The Pitman-Yor process makes exactly this change: instead of Beta(1, $\theta$), each break uses $\text{Beta}(1 - d, \;\theta + kd)$, where $d$ is a new parameter (the discount, between 0 and 1) and $k$ is the break number.

Two things change: 1. The first Beta parameter becomes $1 - d$ instead of 1, making each piece a bit larger 2. The second Beta parameter grows with $k$ ($\theta + kd$ instead of just $\theta$), making later breaks take smaller fractions

The result: the decay switches from geometric (exponential) to polynomial (power-law). The tail becomes heavy enough to produce Zipf’s law.

See the difference

Decay Comparison: DP vs Pitman-Yor

θ: 10 d (PY discount): 0.50

This is a log-log plot of the expected piece sizes. The grey line is the DP — notice how it curves downward. The purple line is the Pitman-Yor process — it’s straight.
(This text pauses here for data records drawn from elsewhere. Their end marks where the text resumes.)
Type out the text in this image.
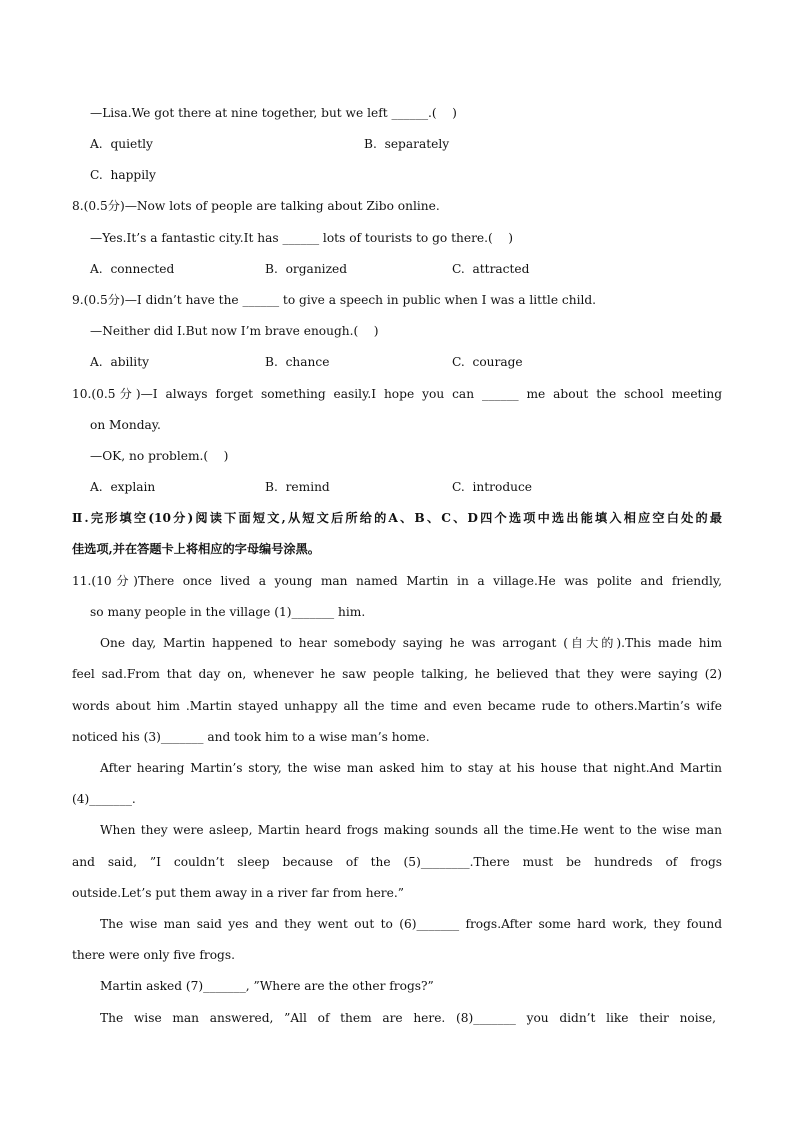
—Lisa.We got there at nine together, but we left ______.(    )
A. quietly	B. separately
C. happily
8.(0.5分)—Now lots of people are talking about Zibo online.
—Yes.It’s a fantastic city.It has ______ lots of tourists to go there.(    )
A. connected	B. organized	C. attracted
9.(0.5分)—I didn’t have the ______ to give a speech in public when I was a little child.
—Neither did I.But now I’m brave enough.(    )
A. ability	B. chance	C. courage
10.(0.5分)—I always forget something easily.I hope you can ______ me about the school meeting
on Monday.
—OK, no problem.(    )
A. explain	B. remind	C. introduce
Ⅱ.完形填空(10分)阅读下面短文,从短文后所给的A、B、C、D四个选项中选出能填入相应空白处的最
佳选项,并在答题卡上将相应的字母编号涂黑。
11.(10分)There once lived a young man named Martin in a village.He was polite and friendly,
so many people in the village (1)_______ him.
One day, Martin happened to hear somebody saying he was arrogant (自大的).This made him
feel sad.From that day on, whenever he saw people talking, he believed that they were saying (2)
words about him .Martin stayed unhappy all the time and even became rude to others.Martin’s wife
noticed his (3)_______ and took him to a wise man’s home.
After hearing Martin’s story, the wise man asked him to stay at his house that night.And Martin
(4)_______.
When they were asleep, Martin heard frogs making sounds all the time.He went to the wise man
and said, ”I couldn’t sleep because of the (5)________.There must be hundreds of frogs
outside.Let’s put them away in a river far from here.”
The wise man said yes and they went out to (6)_______ frogs.After some hard work, they found
there were only five frogs.
Martin asked (7)_______, ”Where are the other frogs?”
The wise man answered, ”All of them are here. (8)_______ you didn’t like their noise,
Things to try: - Change $\theta$ from 5 to 50: Both lines shift up (more types overall), but the DP still curves. The curvature is not a tuning problem. - Change $d$ from 0.1 to 0.9: The PY line’s slope changes, but it stays straight. The discount controls the Zipf exponent. - Set $d$ very small (like 0.1): The PY line is barely different from the DP — a small discount barely helps. - Set $d = 0.5$: Clean separation. The PY generates orders of magnitude more probability for rare words.

Summary

	Dirichlet Process	Pitman-Yor Process
Stick-breaking	$\beta_k \sim \text{Beta}(1, \theta)$	$\beta_k \sim \text{Beta}(1-d, \theta + kd)$
Piece decay	Geometric (exponential)	Power law
Zipf plot shape	Curves downward	Straight line
Tail	Too light — not enough rare words	Heavy — matches real language
Hapax legomena	Under-predicted	Correctly predicted
Parameters	1: $\theta$	2: $\theta$ and $d$

When $d = 0$, the Pitman-Yor process reduces to the DP exactly. Everything about the DP — stick-breaking, the Pólya urn, exchangeability, conjugacy, posterior updating — carries over unchanged. The discount is a single, clean addition.